Cost breakdown: steps 1–3 are O(N_atoms); step 4 is
O(N_atoms × neighbor_avg) ≈ O(N_atoms × 32) and dominates wall time on
realistic workloads. Step 4 is the rayon parallelization point
(accumulate_pair_fg_parallel), reducing into per-atom gradient slots
via AtomicU64 (since Cell<f64> is not Sync).
The Arc<dyn Restraint> virtual call in step 2 measured at +0.22% e2e
versus the prior monomorphic dispatch — a negligible cost for the
flexibility of user-defined restraints.
Invariants and conventions¶
Gradient accumulation. Restraint::fg accumulates the true
gradient (∂penalty/∂x) into g with +=. Optimizer negates for descent.
Multiple restraints may touch one atom, so never overwrite.
Two-scale contract. Linear penalties (Packmol kinds ⅔/6/7/10/11)
consume scale; quadratic penalties (kinds ⅘/8/9/12/13/14/15) consume
scale2. Each impl Restraint picks one internally.
Rotation convention. R_new = δR · R_old (LEFT multiplication).

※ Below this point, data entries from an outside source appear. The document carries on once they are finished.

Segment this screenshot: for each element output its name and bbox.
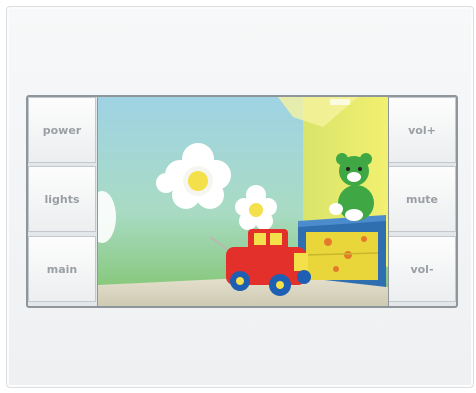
- volume-up-button[interactable]: vol+: [388, 97, 456, 163]
- main-button[interactable]: main: [28, 236, 96, 302]
- dresser: [298, 215, 386, 287]
- display-screen: [97, 97, 389, 306]
- volume-down-button[interactable]: vol-: [388, 236, 456, 302]
- childrens-room-image: [98, 97, 388, 306]
- power-button[interactable]: power: [28, 97, 96, 163]
- mute-button[interactable]: mute: [388, 166, 456, 232]
- lights-button[interactable]: lights: [28, 166, 96, 232]
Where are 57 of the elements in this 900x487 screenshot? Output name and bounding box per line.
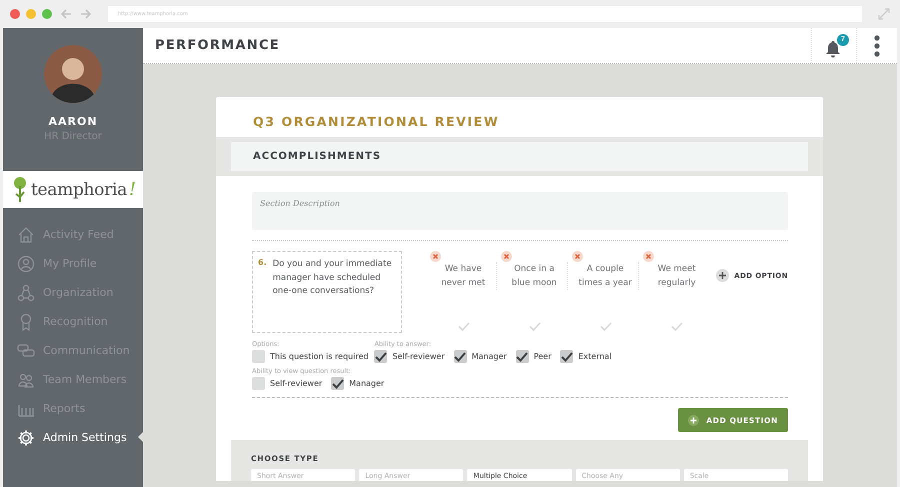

Single-atom tests cannot detect LEFT/RIGHT bugs — always test with
≥ 2 atoms.
Coordinate layout. GENCAN's x is [com₀..n, eul₀..n] of length
6·ntotmol. Cartesian atom positions xcart are Vec<[F; 3]> of length
ntotat.
Thread safety. All trait objects are Send + Sync. Interior
mutability inside parallel reductions uses AtomicU64 with
f64::to_bits / f64::from_bits — Cell<f64> is not Sync.
Scope equivalence.
There is no separate global-restraint storage path. The broadcast at
pack() entry is the implementation.
Restraint vs Constraint. Packmol implements all 15 "constraints" as
soft penalties. Naming reflects mechanism, not user intent → Restraint.
Direction-3 extension pattern. Every extension trait follows the
same shape: public trait, N concrete pub struct impls, user types
impl Trait identically. No Builtin* / Native* wrappers in the
public API.
init1 short-circuit. Set during the initial geometric pre-fit.
Skips the pair kernel — the restraint-only objective is enough to get
atoms into their regions before pair conflicts matter.
Cheatsheet¶
| Question | Where to look |
|---|---|
| How is one restraint's penalty computed for one atom? | restraint.rs::*::f / *::fg |
Where does with_global_restraint broadcast? |
packer.rs::pack (top of fn) |
| Where is the per-atom CSR pool built? | packer.rs::pack (CSR build loop) |
How are x ↔ Cartesian coords expanded? |
objective.rs::expand_molecules, euler.rs::eulerrmat |
| Where is the pair-overlap kernel? | objective.rs::accumulate_pair_fg_parallel |
| What does the initial pre-fit do? | initial.rs::initial, initial.rs::restmol |
| How is precision-based termination tested? | gencan/mod.rs::packmolprecision |
What does movebad do? |
movebad.rs::movebad |
| How is torsion MC wired in? | relaxer.rs::TorsionMcRelaxer::on_iter |
| Where does periodic boundary wrap apply? | context/pack_context.rs::pbc_distance |